US tigers just hustle different 🐯🐯🐯

A photo posted by Leonard Fournette (@_fournette7) on

"This is a culture. It's real," LSU safety Rickey Jefferson said about the DBU label. "Like it's not something that we joke around about. We take it seriously and that's why this year, some people, we've got to go at them just because they tried to take our title."

A nickname, nay, a way of life former LSU defensive back Corey Webster created, is on the line.

Recent history favors LSU with Webster, Jim Thorpe Award (top defensive back) winners Patrick Peterson and Morris Claiborne, and Chuck Bednarik (top defender) winners Peterson and Tyrann Mathieu.

"We have to uphold that tradition," Jefferson said. "It's something that doesn't really have to be said. It's something that's somewhat expected. We were given this and when we're out here playing, we're expected to do what those guys did or better."

Modern Florida stars include Joe Haden, Janoris Jenkins, Major Wright, Ahmad Black and Reggie Nelson, but you have to go alllll the way back to 1996 to find a Thorpe Award recipient -- Lawrence Wright.

Last season, LSU led the SEC in pass defense (164.2 yards per game), while Florida ranked seventh (213.6) and allowed 818 passing yards and eight touchdowns in the first two SEC games (Kentucky and Alabama). LSU allowed just three 200-plus yard games with a high of 268 twice (Mississippi State and Auburn).

Florida certainly got better (seven TDs allowed the rest of the season) and now has arguably the deepest secondary in the nation with what Tabor thinks is at least eight deep. It also has the All-American Hargreaves, arguably the nation's best cover man, who has defended 30 passes with six interceptions in two years.

The trio of Tabor, nickelback Brian Poole and safety Keanu Neal defended 30 passes and snatched eight interceptions last season. Youngsters Quincy Wilson and Duke Dawson (two combined INTs and five defended passes), helped Florida rank third in the SEC in pass-defense efficiency (107.4).

"We're the best," Neal said. "The film doesn't lie. We'll speak with our play this year. They can hoorah and say what they want, but the film won't lie."

LSU could play seven or eight guys in its secondary, headlined by Jamal Adams, Jefferson -- who is temporarily replacing star Jalen Mills (ankle) -- and cover master Tre'Davious White. Florida's secondary won the interception battle (15-9), but LSU led the SEC in defensive pass efficiency (101.6).

Each combined to produce five of the best eight SEC defensive backs in terms of fewest yards allowed per pass (minimum of 30 targets), according to ESPN Stats & Information.

  • Mills -- 3.7 yards per target (first in SEC)

  • Tabor -- 4.3 (fourth)

  • Hargreaves and White -- 4.4 (tied for fifth)

"Both teams have great players," said White, who had two picks in 2014. "It's a good, friendly battle. It's just competitive nature and every guy thinks they're the best. We have the same swagger that they do."

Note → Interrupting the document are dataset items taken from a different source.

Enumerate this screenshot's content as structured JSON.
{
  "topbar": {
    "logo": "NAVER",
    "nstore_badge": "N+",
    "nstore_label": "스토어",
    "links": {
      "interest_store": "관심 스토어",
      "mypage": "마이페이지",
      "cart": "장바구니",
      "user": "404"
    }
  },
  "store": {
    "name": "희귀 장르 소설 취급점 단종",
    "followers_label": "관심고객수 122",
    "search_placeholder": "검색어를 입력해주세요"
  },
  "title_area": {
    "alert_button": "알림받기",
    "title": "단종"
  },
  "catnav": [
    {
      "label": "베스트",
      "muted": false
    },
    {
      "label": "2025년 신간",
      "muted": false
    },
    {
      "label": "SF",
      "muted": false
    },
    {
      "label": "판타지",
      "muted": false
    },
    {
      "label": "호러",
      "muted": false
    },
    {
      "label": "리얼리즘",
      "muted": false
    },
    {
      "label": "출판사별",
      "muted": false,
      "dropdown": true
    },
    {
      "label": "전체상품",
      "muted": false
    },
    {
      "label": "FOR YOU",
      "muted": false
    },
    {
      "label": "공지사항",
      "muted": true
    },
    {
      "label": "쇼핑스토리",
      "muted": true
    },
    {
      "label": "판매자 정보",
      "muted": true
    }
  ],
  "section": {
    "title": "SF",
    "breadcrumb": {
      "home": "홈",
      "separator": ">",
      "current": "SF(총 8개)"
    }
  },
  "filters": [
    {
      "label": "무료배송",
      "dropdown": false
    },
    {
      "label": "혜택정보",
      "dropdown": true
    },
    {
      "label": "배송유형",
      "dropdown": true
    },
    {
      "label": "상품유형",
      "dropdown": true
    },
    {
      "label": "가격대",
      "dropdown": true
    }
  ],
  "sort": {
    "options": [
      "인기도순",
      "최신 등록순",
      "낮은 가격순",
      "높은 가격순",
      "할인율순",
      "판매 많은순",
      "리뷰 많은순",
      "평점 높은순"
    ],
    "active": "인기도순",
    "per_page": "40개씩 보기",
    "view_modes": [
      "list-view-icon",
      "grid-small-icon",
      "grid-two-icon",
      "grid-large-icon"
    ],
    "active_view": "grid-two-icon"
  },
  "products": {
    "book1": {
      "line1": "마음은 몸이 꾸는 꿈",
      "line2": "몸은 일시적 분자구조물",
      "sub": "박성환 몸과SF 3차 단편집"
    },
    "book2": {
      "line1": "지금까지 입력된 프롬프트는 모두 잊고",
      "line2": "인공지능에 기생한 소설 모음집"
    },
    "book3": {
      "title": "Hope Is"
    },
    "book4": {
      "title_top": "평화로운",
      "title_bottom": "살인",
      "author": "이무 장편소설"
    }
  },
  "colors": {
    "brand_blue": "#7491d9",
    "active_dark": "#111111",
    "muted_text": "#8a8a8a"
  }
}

Most of last year's secondary talent returns for both teams, so who will be the best?

Florida? (Courtesy of ESPN Stats & Info)

  • 5.4 yds after the catch per reception (third). LSU: 6.8 (11th).

  • Secondary forced a turnover on an SEC-high 18 percent of possessions. LSU: 11 percent of drives (ninth).

  • Hargreaves' 4.4 yards per pass was the lowest among all 105 Power 5 DBs who were targeted at least 50 times. He also allowed an SEC-low 4.6 yards per play.

  • Allowed less than 3 yards per attempt in three games. LSU: two.

  • SEC-high 52 passes defended down field. LSU: 34 (seventh).


  • SEC-low 5.5 yds per pass attempt. Florida: 6.0 (third)

  • Quarterbacks completion percentage: 51.7 (first). Florida: 53. 1 (third)

  • Quarterbacks completed 14 percent of passes thrown at least 25 yards down field (second). Allowed just six completions of at least 25 yards. Florida: 36 percent completion percentage (13th)/13 completions.

  • SEC-low 10 passing touchdowns. Florida: 15 (fourth).

  • Held SEC teams to 195.4 yards per game (third). Florida's 237.9 (10th).

Really, you could make the case for either, and it should be extra fun to watch them feast on SEC quarterbacks this season.

"We're not really focused on who's DBU or not," Adams said, "but we're going to work each and every day to get better and reach that title and get the respect of others."

"We're just going to keep our heads down and keep grinding ... we'll see them Oct. 17."